The first part is a little tiresomely familiar, in the sense that it's what they always say, "they" meaning "Bill Clinton", that the object of the deal isn't to secure advantages for huge multinational corporations but to gain protections for workers and the environment, but the thing is, it could be true, and it ought to be (there isn't that much work to do on the free trade aspect); and the other part really is true, about the efforts of the Chinese government to craft a huge mulilateral Asia-Pacific trade agreement excluding the US, which would certainly lead to a serious deterioration of conditions for workers in Bangladesh and Cambodia and all those places and serious degradation of the environmental regime.

And then, to understand the limits he's working under:
the story, the narrative, the experience that people have seen over the last 20 years, that's a real experience, that's not something we deny. That's why during the State of the Union address, I was very explicit. I said, look, not every trade deal has lived up to the hype.
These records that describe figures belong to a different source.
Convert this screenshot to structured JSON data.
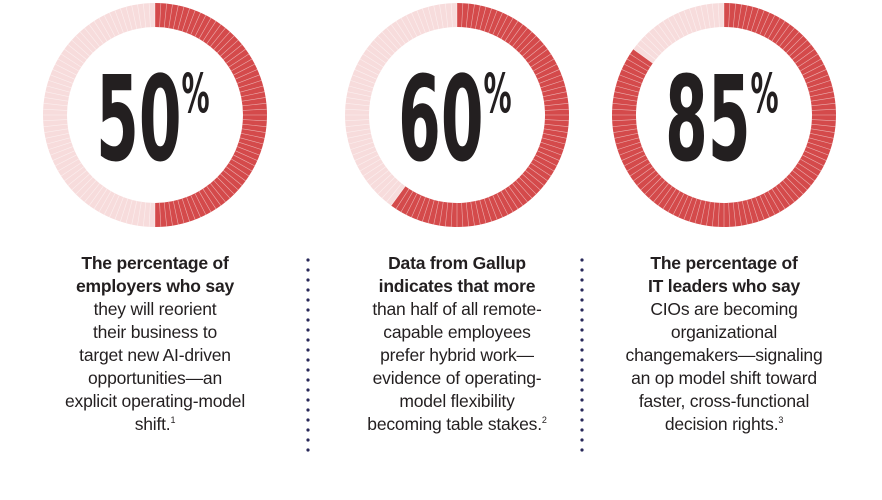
{
  "colors": {
    "filled": "#d44a4b",
    "remaining": "#f7dcdc",
    "tick": "#ffffff",
    "text": "#231f20",
    "divider": "#2a2a5a"
  },
  "chart_data": [
    {
      "type": "pie",
      "value": 50,
      "label": "50%",
      "caption_bold": [
        "The percentage of",
        "employers who say"
      ],
      "caption": [
        "they will reorient",
        "their business to",
        "target new AI-driven",
        "opportunities—an",
        "explicit operating-model",
        "shift."
      ],
      "footnote": "1"
    },
    {
      "type": "pie",
      "value": 60,
      "label": "60%",
      "caption_bold": [
        "Data from Gallup",
        "indicates that more"
      ],
      "caption": [
        "than half of all remote-",
        "capable employees",
        "prefer hybrid work—",
        "evidence of operating-",
        "model flexibility",
        "becoming table stakes."
      ],
      "footnote": "2"
    },
    {
      "type": "pie",
      "value": 85,
      "label": "85%",
      "caption_bold": [
        "The percentage of",
        "IT leaders who say"
      ],
      "caption": [
        "CIOs are becoming",
        "organizational",
        "changemakers—signaling",
        "an op model shift toward",
        "faster, cross-functional",
        "decision rights."
      ],
      "footnote": "3"
    }
  ]
}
And there are real gaps in the current trading regime that mean there are a whole lot of Toyotas sold here and almost no Fords or Chryslers sold in Japan. But what I say to them [is] if, in fact, the current situation disadvantages us, why would we want to stick with the current situation?
Now, sometimes their response will be, well, what you're doing isn't enough; what we need to do is to have union recognition in Vietnam or we need Japan to completely open its markets and not have any barriers whatsoever, and we need that immediately. And I say, well, I can't get that for you. But what I can do is make the current situation better for American workers and American businesses that are trying to export there. I can open up more markets than what we have open right now, so that American farmers can sell their goods there. And, you know, better is better. It's not perfect.
He can say this stuff in a more perspicuous and intelligent way just because Klein and Yglesias know what they're talking about. It's not a lot, but it's so much more than we've heard, I mean not about this and that provision in a draft of the TPP but what his operative thinking is that's getting him there.

He never does get to the big sticking problems with the TPP, the questions about intellectual property and finance industry regulation, but the key to getting answers from him on those matters isn't going to be asking him "tough" questions and putting his back up; it's going to be letting him talk in those big paragraphs, as he thinks. We don't need to complain about this interview, we need more of them.

But the suspicion I started with, that Politico's just jealous? Yeah.